Untuk menstimulasi usaha perbibitan kerbau berbasis agribisnis maka perlu memperhatikan hal-hal sebagai berikut:
·         Tentukan Arah pengembangan ternak kerbau. Untuk mendapatkan hasil seleksi yang optimal maka sifat produksi yang ingin dicapai harus jelas. Untuk kerbau sungai maka hanya dua opsi yaitu untuk meningkatkan produksi daging dan susu.  Untuk kerbau lumpur (swamp buffalo), hampir 100% kerbau di Indonesia, maka seleksi utama ditujukan untuk kecepatan pertumbuhan dan jumlah daging yang dihasilkan pada ternak jantan. Pada ternak betina diseleksi berdasarkan ukuran tubuh dewasa dan sifat keindukan yaitu indeks induk dan produksi susu induk. Untuk kerbau sungai (river buffalo), yang hanya ada di Sumatera Utara, ditujukan untuk produksi susu. Ternak jantan kerbau sungai juga potensial untuk produksi daging dengan kemampuan hanya sedikit di bawah kerbau lumpur. Jika keduanya diseleksi secara murni tanpa persilangan maka plasma nutfah Indonesia akan tetap terpelihara dengan baik.
·         Lakukan identifikasi keunggulan dari turunan calon pejantan/bibit yg diinginkan pada sifat-sifat di atas, kemudian dilakukan uji performans.
·         Seleksi berdasarkan performans tubuh:  tidak cacat, berat lahir, berat sapih, berat setahun, berat dan umur kawin pertama, libido, kualitas sperma (pada jantan), sifat-sifat reproduksi pada betina, indeks induk dan kesehatan,
·         Penerapan teknik pemberian pakan agar kecukupan pakan yang dikonsumsi dapat dipenuhi berdasarkan fase fisiologis (pakan pedet, rearing, siap kawin, reestrus postpartum dan penggemukan).
·         Penerapan IB pada pemeliharaan intensif terutama di UPT/UPTD atau stasiun percobaan (untuk perbaikan mutu genetik). Penerapan perbanyakan bibit dilakukan baik melalui perkawinan alam dan IB maupun dengan embrio transfer untuk mempercepat kemajuan dalam perbaikan genetik dan produktivitas.
·         Revitalisasi dan optimalisasi UPT (Siborong-borong)/UPTD agar dapat menghasilkan ternak-ternak unggul secara berkala sesuai kebutuhan.

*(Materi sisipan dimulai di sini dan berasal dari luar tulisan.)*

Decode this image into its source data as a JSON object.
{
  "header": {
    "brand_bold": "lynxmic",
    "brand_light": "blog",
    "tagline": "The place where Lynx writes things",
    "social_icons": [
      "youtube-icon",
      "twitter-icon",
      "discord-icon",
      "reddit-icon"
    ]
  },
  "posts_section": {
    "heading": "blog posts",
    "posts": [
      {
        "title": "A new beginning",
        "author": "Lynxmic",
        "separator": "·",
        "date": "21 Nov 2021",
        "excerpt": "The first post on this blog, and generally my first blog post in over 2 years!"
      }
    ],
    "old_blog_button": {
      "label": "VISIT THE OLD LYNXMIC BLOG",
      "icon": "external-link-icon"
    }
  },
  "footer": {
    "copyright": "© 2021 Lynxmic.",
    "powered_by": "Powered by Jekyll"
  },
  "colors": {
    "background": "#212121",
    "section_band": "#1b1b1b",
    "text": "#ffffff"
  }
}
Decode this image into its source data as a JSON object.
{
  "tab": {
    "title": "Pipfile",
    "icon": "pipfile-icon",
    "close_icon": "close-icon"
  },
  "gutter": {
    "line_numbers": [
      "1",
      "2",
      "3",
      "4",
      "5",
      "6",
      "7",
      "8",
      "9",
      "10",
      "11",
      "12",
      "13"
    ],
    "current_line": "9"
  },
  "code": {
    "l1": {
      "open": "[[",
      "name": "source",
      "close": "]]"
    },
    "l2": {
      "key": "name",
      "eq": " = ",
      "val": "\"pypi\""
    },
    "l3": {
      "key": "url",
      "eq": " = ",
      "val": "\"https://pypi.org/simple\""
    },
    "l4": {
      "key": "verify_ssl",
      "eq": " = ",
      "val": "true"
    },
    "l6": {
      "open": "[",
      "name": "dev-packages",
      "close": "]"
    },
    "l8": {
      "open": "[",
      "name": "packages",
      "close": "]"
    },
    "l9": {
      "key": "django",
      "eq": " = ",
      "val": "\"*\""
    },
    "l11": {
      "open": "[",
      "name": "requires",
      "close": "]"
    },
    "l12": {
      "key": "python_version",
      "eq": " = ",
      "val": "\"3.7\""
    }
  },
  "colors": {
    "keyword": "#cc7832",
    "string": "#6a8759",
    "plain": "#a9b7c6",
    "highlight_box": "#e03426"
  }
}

Minimal kegiatan perbibitan kerbau harus mampu menghasilkan bibit kerbau unggul (pejantan).
·         Pengembangan VBC (Village Breeding Center) pada daerah-daerah potensial sumber bibit ternak kerbau.
·         Mencegah inbreeding di lapangan dengan melakukan pergiliran pejantan dan introduksi jantan unggul.
·          Terapkan perbandingan jantan/betina yg ideal dalam sistem kawin alam agar perkawinan alam dapat memberikan hasil yang optimal.
·         Mensinkronkan program penyebaran ternak bibit kerbau untuk pengembangannya seperti program aksi PMUK ternak kerbau yang dimulai sejak tahun 2006 di beberapa daerah. Perlu juga disinkronkan dengan program daerah untuk mengembangkan calon-calon VBC di daerah-daerah tersebut.
·          Melakukan crossing (persilangan) antara kerbau lumpur dan kerbau sungai. Untuk itu diperlukan pertimbangan yang lebih dalam dan pemahaman yang detail tentang kapasitas dari kedua kerbau tersebut sebelum dilakukan crossing. Hal tersebut sangat penting karena dengan sistem pengamanan minimal yang ada di Indonesia, maka sekali crossing dilakukan jika terjadi dampak negative sebagai akibat dari persilangan tersebut, maka akan sulit mengembalikan keberadaan breed ternak asli (yang ternyata kemudian lebih baik). Hal seperti ini pernah dialami Indonesia dengan persilangan pada sapi. yaitu persilangan dengan Ongole yang memusnahkan sapi Jawa dan sekarang persilangan dengan sapi Eropa (Simmental/Limousin) yang menyebabkan perkembangan sapi PO dikhawatirkan berjalan ke arah kemusnahan di daerah sumber bibit utama.
·         Mengembangkan kemitraan antara instansi pemerintah, baik dalam memanfaatkan kerbau-kerbau bibit, maupun kebutuhan teknologi yang dibutuhkan dalam perbibitan dan pengembangan ternak kerbau.
·         Menstimulir keterlibatan swasta/investors dalam peternakan kerbau terutama dalam penggemukan dan pengembangan daging rendah kolesterol dan daging organic yang sekarang trendnya semakin meningkat di dunia. Penjualan daging kerbau organik yang rendah kolesterol cukup marak pada perdagangan internasional yang dapat ditelusuri melalui internet.